Abstract

Abstract Michael Haneke’s Funny Games U.S. (2007) is a meticulously faithful American remake of his European horror film of the same name, Funny Games (1997), which depicts the plight of a bourgeois family terrorized by two young men at their lakeside property. The purpose of this paper is twofold. First, it demonstrates how the film’s aesthetics of terror produces affective responses that undermine the characteristic emphasis on cathartic violence of the horror genre. Second, it addresses how the remake’s fidelity to the original prompts us to consider the transnational properties of representational violence.

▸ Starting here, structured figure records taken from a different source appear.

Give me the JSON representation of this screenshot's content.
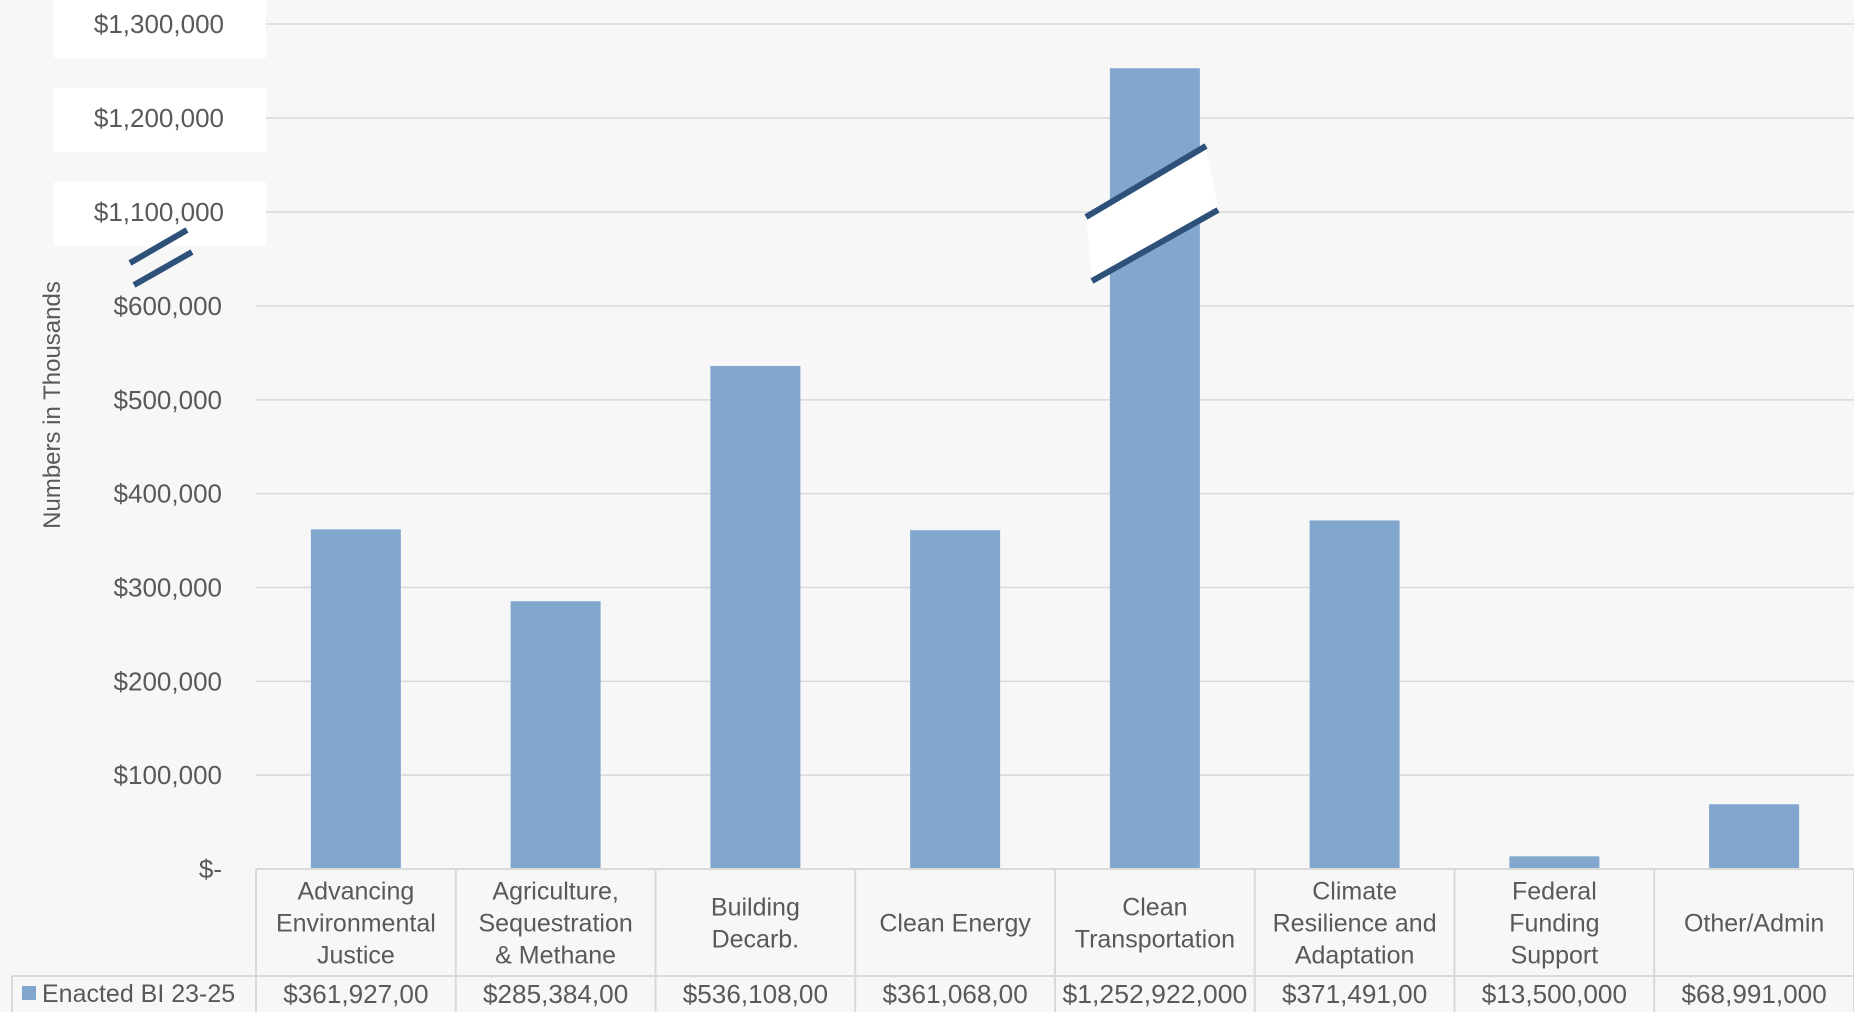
{
  "chart_data": {
    "type": "bar",
    "ylabel": "Numbers in Thousands",
    "axis_break": {
      "from": 600000,
      "to": 1100000
    },
    "ylim": [
      0,
      1300000
    ],
    "y_ticks": [
      {
        "value": 0,
        "label": "$-"
      },
      {
        "value": 100000,
        "label": "$100,000"
      },
      {
        "value": 200000,
        "label": "$200,000"
      },
      {
        "value": 300000,
        "label": "$300,000"
      },
      {
        "value": 400000,
        "label": "$400,000"
      },
      {
        "value": 500000,
        "label": "$500,000"
      },
      {
        "value": 600000,
        "label": "$600,000"
      },
      {
        "value": 1100000,
        "label": "$1,100,000"
      },
      {
        "value": 1200000,
        "label": "$1,200,000"
      },
      {
        "value": 1300000,
        "label": "$1,300,000"
      }
    ],
    "categories": [
      [
        "Advancing",
        "Environmental",
        "Justice"
      ],
      [
        "Agriculture,",
        "Sequestration",
        "& Methane"
      ],
      [
        "Building",
        "Decarb."
      ],
      [
        "Clean Energy"
      ],
      [
        "Clean",
        "Transportation"
      ],
      [
        "Climate",
        "Resilience and",
        "Adaptation"
      ],
      [
        "Federal",
        "Funding",
        "Support"
      ],
      [
        "Other/Admin"
      ]
    ],
    "series": [
      {
        "name": "Enacted BI 23-25",
        "values": [
          361927,
          285384,
          536108,
          361068,
          1252922,
          371491,
          13500,
          68991
        ],
        "table_labels": [
          "$361,927,00",
          "$285,384,00",
          "$536,108,00",
          "$361,068,00",
          "$1,252,922,000",
          "$371,491,00",
          "$13,500,000",
          "$68,991,000"
        ]
      }
    ],
    "colors": {
      "bar": "#81a7cf",
      "break_line": "#2d5178",
      "grid": "#d9d9d9",
      "background": "#f7f7f7"
    },
    "grid": true,
    "legend": "data-table-left"
  }
}
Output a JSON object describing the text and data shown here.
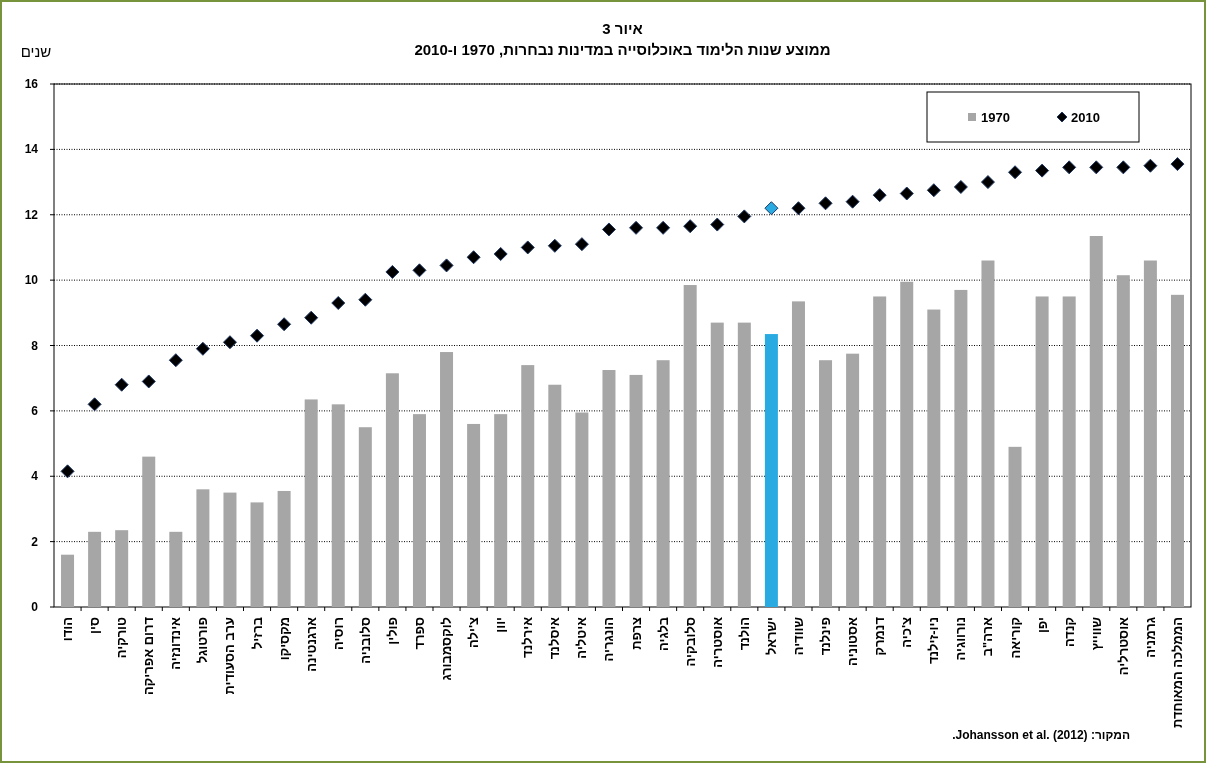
{
  "chart_data": {
    "type": "bar",
    "title": "איור 3",
    "subtitle": "ממוצע שנות הלימוד באוכלוסייה במדינות נבחרות, 1970 ו-2010",
    "ylabel": "שנים",
    "categories": [
      "הודו",
      "סין",
      "טורקיה",
      "דרום אפריקה",
      "אינדונזיה",
      "פורטוגל",
      "ערב הסעודית",
      "ברזיל",
      "מקסיקו",
      "ארגנטינה",
      "רוסיה",
      "סלובניה",
      "פולין",
      "ספרד",
      "לוקסמבורג",
      "צ'ילה",
      "יוון",
      "אירלנד",
      "איסלנד",
      "איטליה",
      "הונגריה",
      "צרפת",
      "בלגיה",
      "סלובקיה",
      "אוסטריה",
      "הולנד",
      "ישראל",
      "שוודיה",
      "פינלנד",
      "אסטוניה",
      "דנמרק",
      "צ'כיה",
      "ניו-זילנד",
      "נורווגיה",
      "ארה\"ב",
      "קוריאה",
      "יפן",
      "קנדה",
      "שווייץ",
      "אוסטרליה",
      "גרמניה",
      "הממלכה המאוחדת"
    ],
    "series": [
      {
        "name": "1970",
        "type": "bar",
        "color": "#a6a6a6",
        "colors": [
          "#a6a6a6",
          "#a6a6a6",
          "#a6a6a6",
          "#a6a6a6",
          "#a6a6a6",
          "#a6a6a6",
          "#a6a6a6",
          "#a6a6a6",
          "#a6a6a6",
          "#a6a6a6",
          "#a6a6a6",
          "#a6a6a6",
          "#a6a6a6",
          "#a6a6a6",
          "#a6a6a6",
          "#a6a6a6",
          "#a6a6a6",
          "#a6a6a6",
          "#a6a6a6",
          "#a6a6a6",
          "#a6a6a6",
          "#a6a6a6",
          "#a6a6a6",
          "#a6a6a6",
          "#a6a6a6",
          "#a6a6a6",
          "#29abe2",
          "#a6a6a6",
          "#a6a6a6",
          "#a6a6a6",
          "#a6a6a6",
          "#a6a6a6",
          "#a6a6a6",
          "#a6a6a6",
          "#a6a6a6",
          "#a6a6a6",
          "#a6a6a6",
          "#a6a6a6",
          "#a6a6a6",
          "#a6a6a6",
          "#a6a6a6",
          "#a6a6a6"
        ],
        "values": [
          1.6,
          2.3,
          2.35,
          4.6,
          2.3,
          3.6,
          3.5,
          3.2,
          3.55,
          6.35,
          6.2,
          5.5,
          7.15,
          5.9,
          7.8,
          5.6,
          5.9,
          7.4,
          6.8,
          5.95,
          7.25,
          7.1,
          7.55,
          9.85,
          8.7,
          8.7,
          8.35,
          9.35,
          7.55,
          7.75,
          9.5,
          9.95,
          9.1,
          9.7,
          10.6,
          4.9,
          9.5,
          9.5,
          11.35,
          10.15,
          10.6,
          9.55
        ]
      },
      {
        "name": "2010",
        "type": "scatter",
        "color": "#000000",
        "colors": [
          "#000000",
          "#000000",
          "#000000",
          "#000000",
          "#000000",
          "#000000",
          "#000000",
          "#000000",
          "#000000",
          "#000000",
          "#000000",
          "#000000",
          "#000000",
          "#000000",
          "#000000",
          "#000000",
          "#000000",
          "#000000",
          "#000000",
          "#000000",
          "#000000",
          "#000000",
          "#000000",
          "#000000",
          "#000000",
          "#000000",
          "#29abe2",
          "#000000",
          "#000000",
          "#000000",
          "#000000",
          "#000000",
          "#000000",
          "#000000",
          "#000000",
          "#000000",
          "#000000",
          "#000000",
          "#000000",
          "#000000",
          "#000000",
          "#000000"
        ],
        "values": [
          4.15,
          6.2,
          6.8,
          6.9,
          7.55,
          7.9,
          8.1,
          8.3,
          8.65,
          8.85,
          9.3,
          9.4,
          10.25,
          10.3,
          10.45,
          10.7,
          10.8,
          11.0,
          11.05,
          11.1,
          11.55,
          11.6,
          11.6,
          11.65,
          11.7,
          11.95,
          12.2,
          12.2,
          12.35,
          12.4,
          12.6,
          12.65,
          12.75,
          12.85,
          13.0,
          13.3,
          13.35,
          13.45,
          13.45,
          13.45,
          13.5,
          13.55
        ]
      }
    ],
    "ylim": [
      0,
      16
    ],
    "yticks": [
      0,
      2,
      4,
      6,
      8,
      10,
      12,
      14,
      16
    ],
    "grid": "y",
    "legend": "top right",
    "marker": "diamond",
    "annotations": [
      "המקור: Johansson et al. (2012)."
    ]
  }
}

Retracing the psychoanalytic underpinnings of the ‘family in peril’ sub-genre of horror cinema, I first argue that Funny Games U.S. unsettles the viewer’s expectations by simultaneously exploiting and subverting generic conventions. Rather than resorting to spectacles of blood and gore, the film utilizes the affective potentialities of duration and self-reflexivity to rattle the audience and critique the viewing pleasure associated with representational violence. Next, I examine cinematic remakes as indicators of cultural variation, arguing that the minute differences of setting and characters between the original and the remake only aim to reinforce their similarities. In thus rendering the viewing experience almost identical, as mirroring and serial works, the films recast our understanding of the cultural specificity of spectatorship.